Domani a Courchevel prenderà il via ufficialmente la quarta edizione del Summer Grand Prix femminile di salto con gli sci, manifestazione che, a differenza della controparte maschile, è ancora in cerca della propria autodeterminazione.

Infatti dopo un promettente inizio nel 2012 e le sei gare del 2013, la versione "rosa" del GP ha rischiato di sparire già nel 2014 quando è sopravvissuta esclusivamente grazie agli organizzatori della tappa di Almaty, riuscita a mettere in piedi due eventi accollandosi anche una corposa parte delle spese di viaggio.

In questo 2015 il Summer Grand Prix femminile torna ad avere ossigeno poiché in calendario sono previste cinque competizioni, la prima delle quali andrà in scena domani sul Tremplin au Praz (K90/HS96), teatro nel 2012 della prova inaugurale del massimo circuito su plastica.

Nella quarta puntata di "Tutti Contro Ambesi" si parla diffusamente di salto con gli sci e della crisi del settore femminile, a partire dal minuto 58:24

C'è un dato veramente curioso riguardo Courchevel. A oggi il GP femminile ha avuto un'unica, indiscussa, dominatrice. Si tratta di Sara Takanashi che, oltre a imporsi nella classifica generale di tutte le tre edizioni, ha vinto 8 delle 12 gare disputate nella storia, salendo sul podio in 10 di esse.

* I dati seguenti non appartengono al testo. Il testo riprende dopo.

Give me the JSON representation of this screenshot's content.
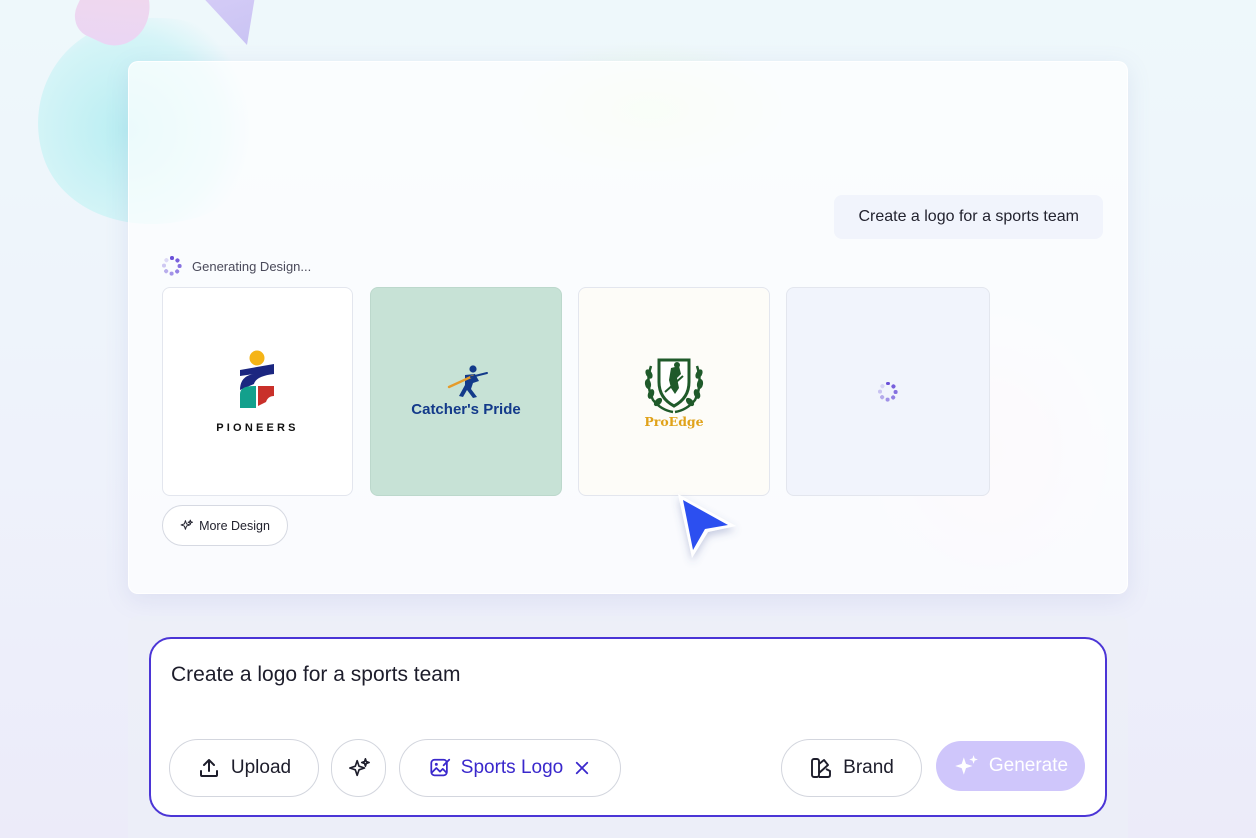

Tuttavia la giapponese ha singolarmente mancato la top-three in entrambe le competizioni tenutesi a Courchevel poiché nel 2012 ha concluso ottava e nel 2013 è arrivata quinta.

A voler essere maligni si potrebbe sostenere che questo fatto sia stata la sua fortuna. Infatti ben cinque delle sei ragazze salite sul podio nella località del Rhône-Alpes sono poi state vittime di gravissimi infortuni alle ginocchia.

Nel 2012 si impose Alexandra Pretorius davanti a Daniela Iraschko e Jacqueline Seifriedsberger. Nel 2013 trionfò Ema Klinec davanti a Sarah Hendrickson e Yuki Ito (quest'ultima è l'unica a non aver avuto guai dopo la propria top-three a Courchevel).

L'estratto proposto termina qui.